Phlebotomists principally work with patients and donors to draw samples from arteries, veins and capillaries, but there are other duties they perform occasionally. Proper care and handling of sterile instruments, transportation of samples between medical facilities and explanation of sampling procedures are a few of the more common tasks of the profession.
List of Phlebotomy Training Programs In Texas
- Diploma: Phlebotomy/EKG Technician
Candidates for enrollment in phlebotomy training programs must be at least 18 years of age and possess a high school diploma or equivalency degree. Applicants may also be asked to submit to a criminal background check, provide current immunization records or pass a basic test of reading, writing and arithmetic skills.

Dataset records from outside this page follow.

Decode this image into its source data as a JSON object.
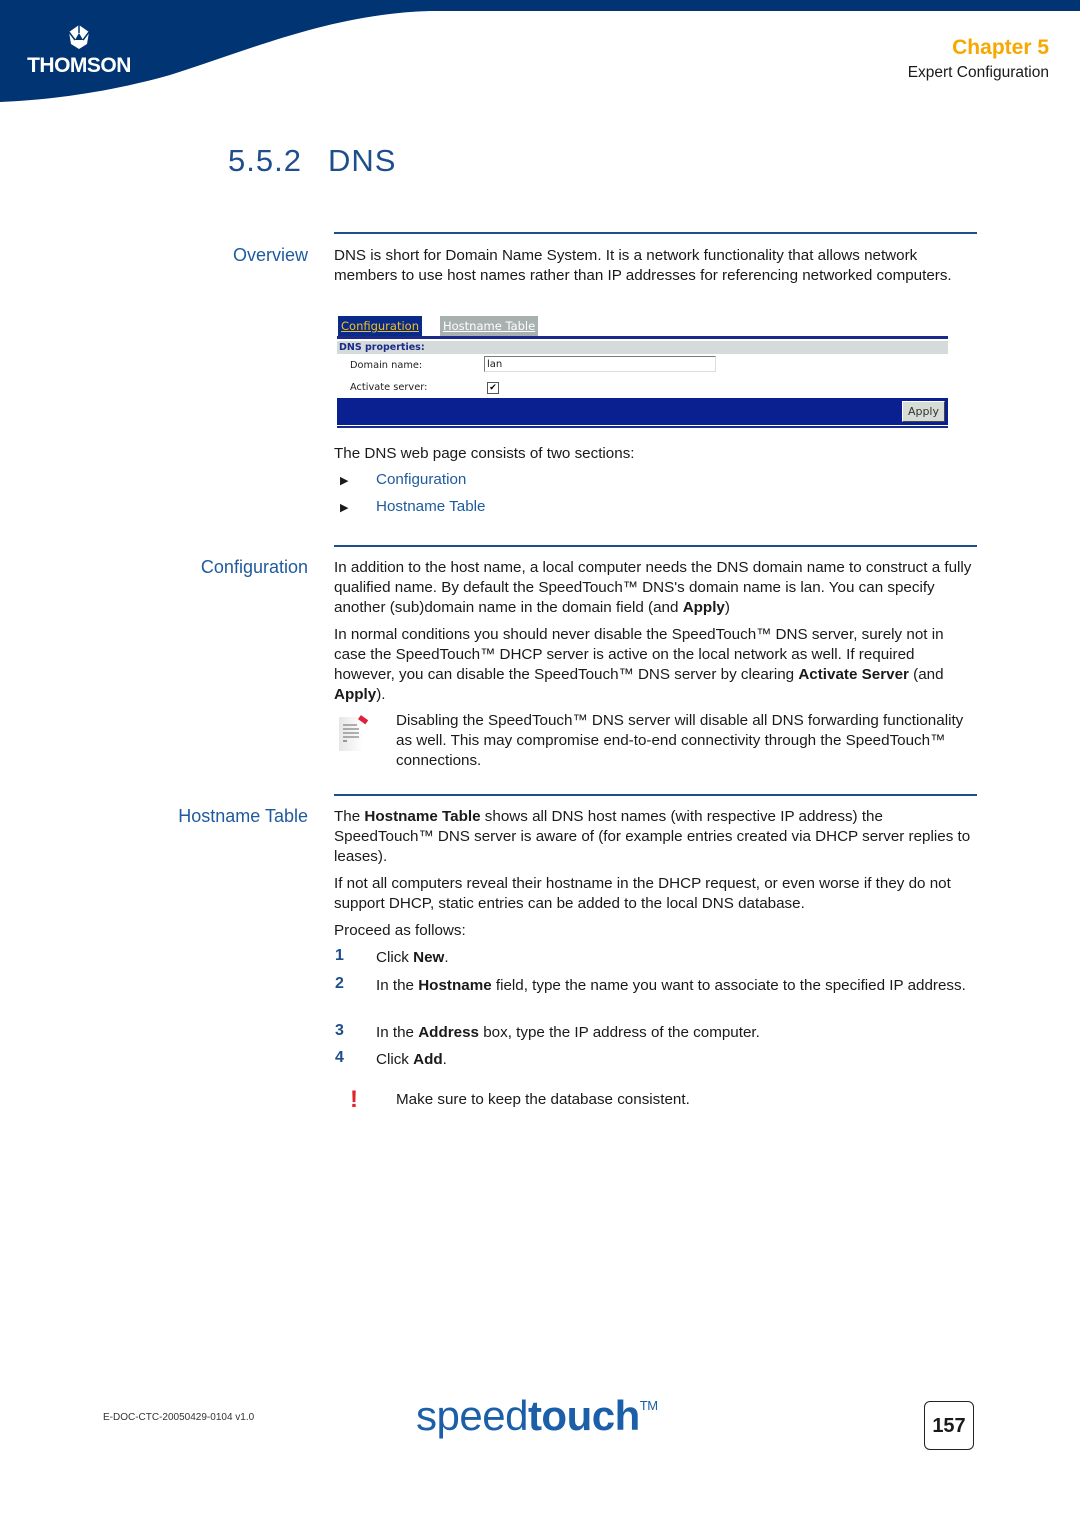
{
  "header": {
    "brand": "THOMSON",
    "chapter": "Chapter 5",
    "chapter_subtitle": "Expert Configuration",
    "colors": {
      "brand_blue": "#003473",
      "chapter_orange": "#f6a800",
      "heading_blue": "#1f4e8c"
    }
  },
  "section": {
    "number": "5.5.2",
    "title": "DNS"
  },
  "overview": {
    "label": "Overview",
    "text": "DNS is short for Domain Name System. It is a network functionality that allows network members to use host names rather than IP addresses for referencing networked computers.",
    "webui": {
      "tabs": [
        "Configuration",
        "Hostname Table"
      ],
      "section_title": "DNS properties:",
      "domain_label": "Domain name:",
      "domain_value": "lan",
      "activate_label": "Activate server:",
      "activate_checked": true,
      "checkmark": "✔",
      "apply_label": "Apply"
    },
    "sections_intro": "The DNS web page consists of two sections:",
    "sections": [
      "Configuration",
      "Hostname Table"
    ],
    "bullet_icon": "▶"
  },
  "configuration": {
    "label": "Configuration",
    "p1_a": "In addition to the host name, a local computer needs the DNS domain name to construct a fully qualified name. By default the SpeedTouch™ DNS's domain name is lan. You can specify another (sub)domain name in the domain field (and ",
    "p1_b": "Apply",
    "p1_c": ")",
    "p2_a": "In normal conditions you should never disable the SpeedTouch™ DNS server, surely not in case the SpeedTouch™ DHCP server is active on the local network as well. If required however, you can disable the SpeedTouch™ DNS server by clearing ",
    "p2_b": "Activate Server",
    "p2_c": " (and ",
    "p2_d": "Apply",
    "p2_e": ").",
    "note": "Disabling the SpeedTouch™ DNS server will disable all DNS forwarding functionality as well. This may compromise end-to-end connectivity through the SpeedTouch™ connections."
  },
  "hostname_table": {
    "label": "Hostname Table",
    "p1_a": "The ",
    "p1_b": "Hostname Table",
    "p1_c": " shows all DNS host names (with respective IP address) the SpeedTouch™ DNS server is aware of (for example entries created via DHCP server replies to leases).",
    "p2": "If not all computers reveal their hostname in the DHCP request, or even worse if they do not support DHCP, static entries can be added to the local DNS database.",
    "p3": "Proceed as follows:",
    "steps": [
      {
        "num": "1",
        "a": "Click ",
        "b": "New",
        "c": "."
      },
      {
        "num": "2",
        "a": "In the ",
        "b": "Hostname",
        "c": " field, type the name you want to associate to the specified IP address."
      },
      {
        "num": "3",
        "a": "In the ",
        "b": "Address",
        "c": " box, type the IP address of the computer."
      },
      {
        "num": "4",
        "a": "Click ",
        "b": "Add",
        "c": "."
      }
    ],
    "warning_icon": "!",
    "warning": "Make sure to keep the database consistent."
  },
  "footer": {
    "doc_id": "E-DOC-CTC-20050429-0104 v1.0",
    "logo_light": "speed",
    "logo_bold": "touch",
    "logo_tm": "TM",
    "page_number": "157"
  }
}
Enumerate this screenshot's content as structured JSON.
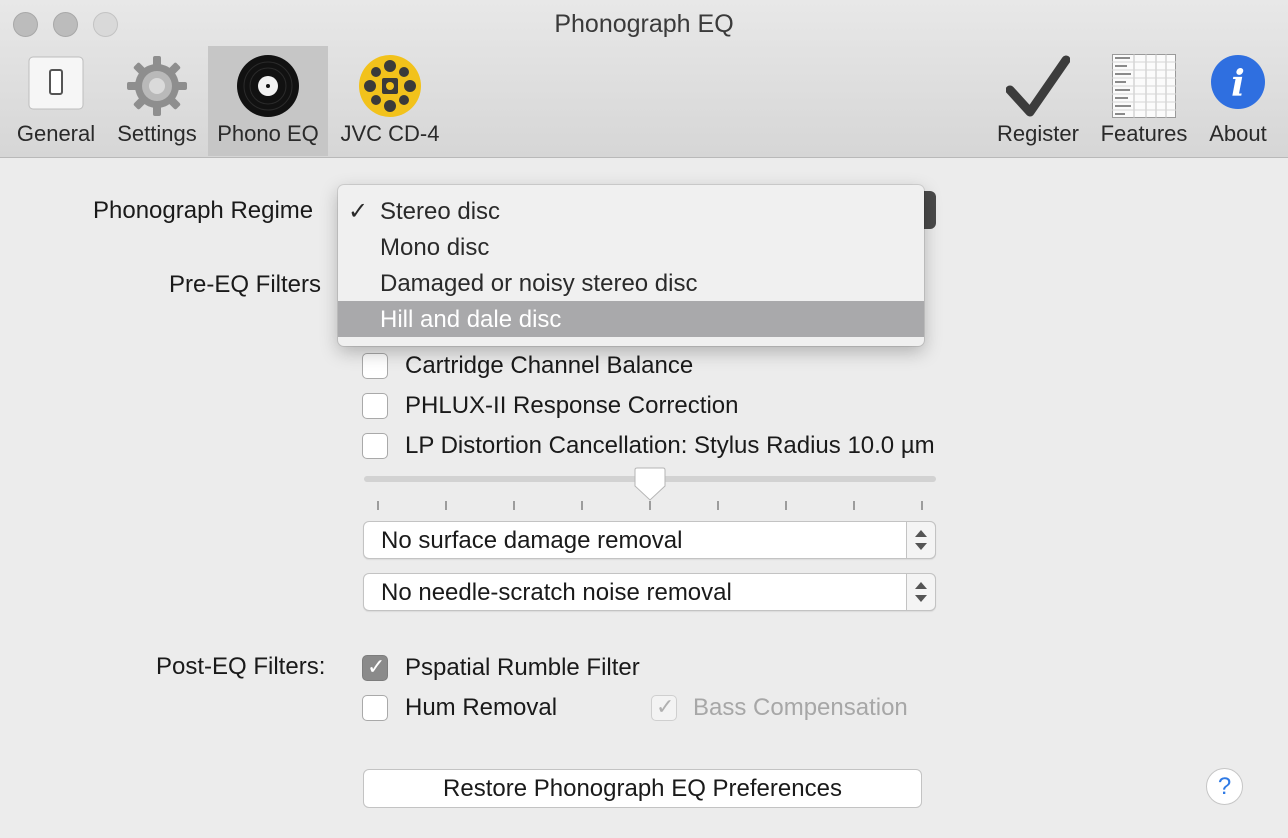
{
  "window": {
    "title": "Phonograph EQ"
  },
  "toolbar": {
    "items": [
      {
        "label": "General",
        "icon": "switch-icon"
      },
      {
        "label": "Settings",
        "icon": "gear-icon"
      },
      {
        "label": "Phono EQ",
        "icon": "vinyl-record-icon",
        "selected": true
      },
      {
        "label": "JVC CD-4",
        "icon": "cd4-icon"
      },
      {
        "label": "Register",
        "icon": "checkmark-icon"
      },
      {
        "label": "Features",
        "icon": "spreadsheet-icon"
      },
      {
        "label": "About",
        "icon": "info-icon"
      }
    ]
  },
  "regime": {
    "label": "Phonograph Regime",
    "options": [
      "Stereo disc",
      "Mono disc",
      "Damaged or noisy stereo disc",
      "Hill and dale disc"
    ],
    "selected": "Stereo disc",
    "highlighted": "Hill and dale disc"
  },
  "pre_eq": {
    "label": "Pre-EQ Filters",
    "checkboxes": [
      {
        "label": "Cartridge Channel Balance",
        "checked": false
      },
      {
        "label": "PHLUX-II Response Correction",
        "checked": false
      },
      {
        "label": "LP Distortion Cancellation: Stylus Radius 10.0 µm",
        "checked": false
      }
    ],
    "stylus_slider": {
      "position": 0.5,
      "ticks": 9
    },
    "surface_damage": {
      "value": "No surface damage removal"
    },
    "needle_scratch": {
      "value": "No needle-scratch noise removal"
    }
  },
  "post_eq": {
    "label": "Post-EQ Filters:",
    "rumble": {
      "label": "Pspatial Rumble Filter",
      "checked": true
    },
    "hum": {
      "label": "Hum Removal",
      "checked": false
    },
    "bass": {
      "label": "Bass Compensation",
      "checked": true,
      "disabled": true
    }
  },
  "restore_button": "Restore Phonograph EQ Preferences",
  "help_button": "?",
  "colors": {
    "accent_blue": "#2f6fe0",
    "cd4_yellow": "#f2c21b",
    "menu_highlight": "#a9a9ab"
  }
}
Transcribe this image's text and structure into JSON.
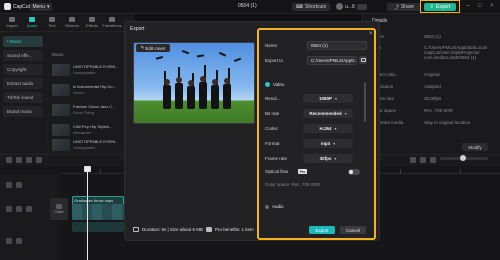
{
  "app": {
    "name": "CapCut",
    "menu_label": "Menu",
    "project_title": "0504 (1)",
    "shortcuts_label": "Shortcuts",
    "user_label": "u...8",
    "share_label": "Share",
    "export_label": "Export"
  },
  "tools": [
    "Import",
    "Audio",
    "Text",
    "Stickers",
    "Effects",
    "Transitions"
  ],
  "sidebar": {
    "items": [
      {
        "label": "• Music"
      },
      {
        "label": "Sound effe..."
      },
      {
        "label": "Copyright"
      },
      {
        "label": "Extract audio"
      },
      {
        "label": "TikTok sound"
      },
      {
        "label": "Brand music"
      }
    ]
  },
  "assets": {
    "header": "Music",
    "items": [
      {
        "title": "UNSTOPPABLE EVENI...",
        "sub": "Unstoppable"
      },
      {
        "title": "ls Instrumental Hip-Ho...",
        "sub": "Xenon"
      },
      {
        "title": "Fashion Clean Jazz C...",
        "sub": "Good Thing"
      },
      {
        "title": "Chill Pop Hip Stylish ...",
        "sub": "Alexander"
      },
      {
        "title": "UNSTOPPABLE EVENI...",
        "sub": "Unstoppable"
      }
    ]
  },
  "details": {
    "title": "Details",
    "rows": [
      {
        "k": "Name",
        "v": "0504 (1)"
      },
      {
        "k": "Path",
        "v": "C:/Users/PMLS/AppData/Local/\nCapCut/User Data/Projects/\ncom.lveditor.draft/0504 (1)"
      },
      {
        "k": "Aspect ratio",
        "v": "Original"
      },
      {
        "k": "Resolution",
        "v": "Adapted"
      },
      {
        "k": "Frame rate",
        "v": "30.00fps"
      },
      {
        "k": "Color space",
        "v": "Rec. 709 SDR"
      },
      {
        "k": "Imported media",
        "v": "Stay in original location"
      }
    ],
    "modify_label": "Modify"
  },
  "timeline": {
    "cover_label": "Cover",
    "clip_label": "Graduates throw caps"
  },
  "dialog": {
    "title": "Export",
    "edit_cover_label": "Edit cover",
    "footer": {
      "duration_text": "Duration: 6s | Size about 5 MB",
      "pro_text": "Pro benefits: 1 item"
    },
    "close_icon": "×",
    "name_label": "Name",
    "name_value": "0504 (1)",
    "export_to_label": "Export to",
    "export_to_value": "C:/Users/PMLS/AppD...",
    "video_section": "Video",
    "resolution_label": "Resol...",
    "resolution_value": "1080P",
    "bitrate_label": "Bit rate",
    "bitrate_value": "Recommended",
    "codec_label": "Codec",
    "codec_value": "H.264",
    "format_label": "Format",
    "format_value": "mp4",
    "framerate_label": "Frame rate",
    "framerate_value": "30fps",
    "optical_flow_label": "Optical flow",
    "pro_badge": "Pro",
    "color_space_text": "Color space: Rec. 709 SDR",
    "audio_section": "Audio",
    "export_button": "Export",
    "cancel_button": "Cancel"
  },
  "colors": {
    "accent": "#1cb8ba",
    "highlight_border": "#f5b320",
    "export_green": "#1fb58f"
  }
}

Finding phlebotomy training in Texas
Community colleges, career institutes and vocational schools all offer phlebotomy training classes in the Lone Star State. Some programs require regular college enrollment and offer course credit that can be transferred to count toward a future degree path, while others are non-credit courses that provide a certificate of completion but don’t count toward a degree or diploma.
Training can differ from institution to institution, varying in cost and program length, but the knowledge and skills you learn are generally consistent wherever you go. Some programs instruct students for more than 350 total hours of clinic or classroom work, over multiple academic terms, and some can be completed in 10 weeks or less.
Phlebotomy certification in Texas
The American Society of Clinical Pathologists indicates that there are no requirements for phlebotomy certification in Texas, although employers may prefer applicants that have completed a recognized training program.
Students who wish to earn nationally recognized certification should look first at programs recognized by the National Accrediting Agency for Clinical Laboratory Sciences, or NAACLS.
Job outlook for Texas phlebotomists
Employment opportunities for phlebotomists are expected to grow faster than the national average for all occupations between 2010 and 2020, according to the Bureau of Labor Statistics (BLS). The expected 17.2 percent increase in jobs nationwide should bring at least 1,750 new positions to Texas over the next several years, according to BLS data for health care support workers, a category that includes phlebotomists.
Health care support workers in Texas, including phlebotomists, earned a mean annual wage of $31,410 in 2010, according to the BLS, which is about on par with the national average. Phlebotomists in certain fields, such as those working for the executive branch of the federal government or those employed by colleges, can earn more than $40,000 in an average year, according to national data from the BLS.
Medical and surgical hospitals provide the highest percentage of jobs for professionals with phlebotomy training, followed by medical and diagnostic laboratories and ambulatory health care services.